The Bank Of Japan Throws A “Curve” Ball

Pity the central bankers these days as they struggle to find ways to stimulate growth through unconventional means. Japan has been leading the way for more than a decade with aggressive rate declines, quantitative easing (QE), initially involving government bonds (JGB) and then extending to corporate bonds and selected equities. On September 21, 2016 the BOJ announces a major change in monetary policy. Turning its attention away from controlling the money supply through QE, the BOJ will target the yield on the 10-year government bonds directly at 0 per cent which is slightly above its recent trading range. The intention is to steepen the yield curve at the long end and thereby retrieve the yields from negative territory. The BOJ is taking aim at the shape of the yield in the hope of rescuing all those institutional investors from the world of negative long term yields.

What lies behind this unconventional move?

To begin with, there are two ways in which the BOJ can influence the yield curve. One way is to intervene in the market place by becoming a major buyer of Government of Japan bonds ( JGBs). QE involves buying a fixed amount of government bonds over a set time period at the prevailing market prices. In effect, the Government is a price-taker. QE is managing the price ( yield) of bonds through supply management.  

As Figure 1 demonstrates, since the beginning of the year, the entire Japanese yield curve has both shifted downwards and has flattened. Both directional moves are signs of weakness in the economy and generalized deflation. Whether QE or the market conditions that produced a negative yield curve is open to debate. At any rate, the result is not desirable for pension funds, banks and insurers. The BOJ had to find another way to achieve its target of 2 percent inflation without harming deposit-taking institutions.

Figure 1 Japanese Yield Curve

Another way to intervene is for the BOJ to set price targets for the purchase of  long term bonds. That is, the BOJ becomes the price-setter for the market. The BOJ will now become a willing buyer, provided the price is right. BOJ now believes that setting price targets is a more effective way in which to influence the yield  curve in a desired direction.  Finally, the BOJ threw another “curve” ball in announcing that it will accept inflation exceeding 2 per cent before it will act. It will be looking for hard evidence that deflation will not return and so it is prepared to maintain a very dovish stance even when the inflation target is reached.

Often-cited as a precedent for price-setting is the U.S. experience in the years 1942-51 when the Treasury established a ceiling on 2.5 per cent for long-term Treasury bonds. Moreover, the Fed was able to do so without actually buying the bulk of the outstanding bonds. However, that was at time when U.S. Treasury market was totally dominated by domestic buyers, whereas now Treasuries are traded throughout the world, not just within the U.S, with entirely different trading dynamics.

Will This Policy Work?

Like all other major central banks, the BOJ is struggling to get domestic inflation to 2 per cent.
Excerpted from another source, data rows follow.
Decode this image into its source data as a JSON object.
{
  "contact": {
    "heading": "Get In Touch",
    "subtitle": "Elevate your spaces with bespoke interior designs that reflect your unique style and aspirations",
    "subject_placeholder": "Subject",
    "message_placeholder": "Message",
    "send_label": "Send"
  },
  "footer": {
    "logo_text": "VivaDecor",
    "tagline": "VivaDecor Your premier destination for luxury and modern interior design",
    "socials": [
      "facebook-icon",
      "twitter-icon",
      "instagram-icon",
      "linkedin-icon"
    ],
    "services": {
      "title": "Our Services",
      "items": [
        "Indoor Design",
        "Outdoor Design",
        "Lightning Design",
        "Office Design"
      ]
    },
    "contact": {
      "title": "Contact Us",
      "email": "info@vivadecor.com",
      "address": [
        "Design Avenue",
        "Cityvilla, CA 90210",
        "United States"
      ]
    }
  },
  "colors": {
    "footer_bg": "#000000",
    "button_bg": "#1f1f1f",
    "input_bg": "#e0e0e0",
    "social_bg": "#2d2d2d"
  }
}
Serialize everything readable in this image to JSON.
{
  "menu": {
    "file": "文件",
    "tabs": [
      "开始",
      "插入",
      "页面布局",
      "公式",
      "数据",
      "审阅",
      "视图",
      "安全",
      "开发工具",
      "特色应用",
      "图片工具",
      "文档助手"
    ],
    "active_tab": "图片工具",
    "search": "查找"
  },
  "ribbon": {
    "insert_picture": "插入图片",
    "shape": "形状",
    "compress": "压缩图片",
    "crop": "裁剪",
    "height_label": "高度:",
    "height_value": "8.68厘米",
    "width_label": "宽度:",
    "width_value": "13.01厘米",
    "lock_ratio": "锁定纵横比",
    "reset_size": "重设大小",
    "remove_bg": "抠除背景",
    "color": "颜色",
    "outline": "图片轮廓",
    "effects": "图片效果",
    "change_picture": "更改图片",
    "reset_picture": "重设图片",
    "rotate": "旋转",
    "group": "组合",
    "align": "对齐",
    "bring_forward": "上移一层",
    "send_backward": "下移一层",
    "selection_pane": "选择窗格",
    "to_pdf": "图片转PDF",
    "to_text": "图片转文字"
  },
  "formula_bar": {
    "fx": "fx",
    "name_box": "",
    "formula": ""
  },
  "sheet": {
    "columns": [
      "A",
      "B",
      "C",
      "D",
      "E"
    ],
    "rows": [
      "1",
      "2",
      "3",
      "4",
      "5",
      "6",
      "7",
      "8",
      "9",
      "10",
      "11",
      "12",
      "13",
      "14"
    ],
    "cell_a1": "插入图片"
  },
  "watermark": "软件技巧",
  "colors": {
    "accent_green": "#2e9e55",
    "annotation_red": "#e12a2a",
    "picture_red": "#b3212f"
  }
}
It seems that the BOJ has thrown everything , including the kitchen sink,  at the problem of  deflation. Their task is immense as Figure 2 reveals. Core CPI is falling and has been for the past two years, despite an aggressive QE program coupled with a negative bank rate. It is not all obvious that this latest shift in policy will turn this situation around, yet the BOJ feels that it has no option but to assume this variant of QE.

Figure 2 Japanese Inflation Rate

The policy shift has other implications, such as

  • Along with its extensive asset buying program, price targeting will give the BOJ an added tool for bending the yield curve in the direction it wants;
  • No longer will there be an issue of whether there will be sufficient quantities of JGB to purchase. Now, the Government will be able to issue as many bonds as it deems necessary for its fiscal programs, knowing the 10-year bond yield will be held steady at zero per cent.
  • Targeting the 10-year yield at zero will likely reduce the volatility in the JGB market. Recently volatility has been cited as one factor explaining the back up in world bonds yields earlier this month. Investors now know that the BOJ will not sit idle and allow the 10- year to go below zero.
  • Agreeing to hold long term rates down, even when inflation exceeds the 2 per cent target suggests that the BOJ is resigned to maintaining  long term rates  at zero for many years to come.
  • Finally, there could be unintended consequences for the USD/Yen exchange rate. Should the spread between the US-Japanese 10-year yields, say, widen in favour of Japan, the Yen will strengthen and this will be not be welcomed by Japanese exporters. The BOJ will have to continue to walk this interest/currency balance beam.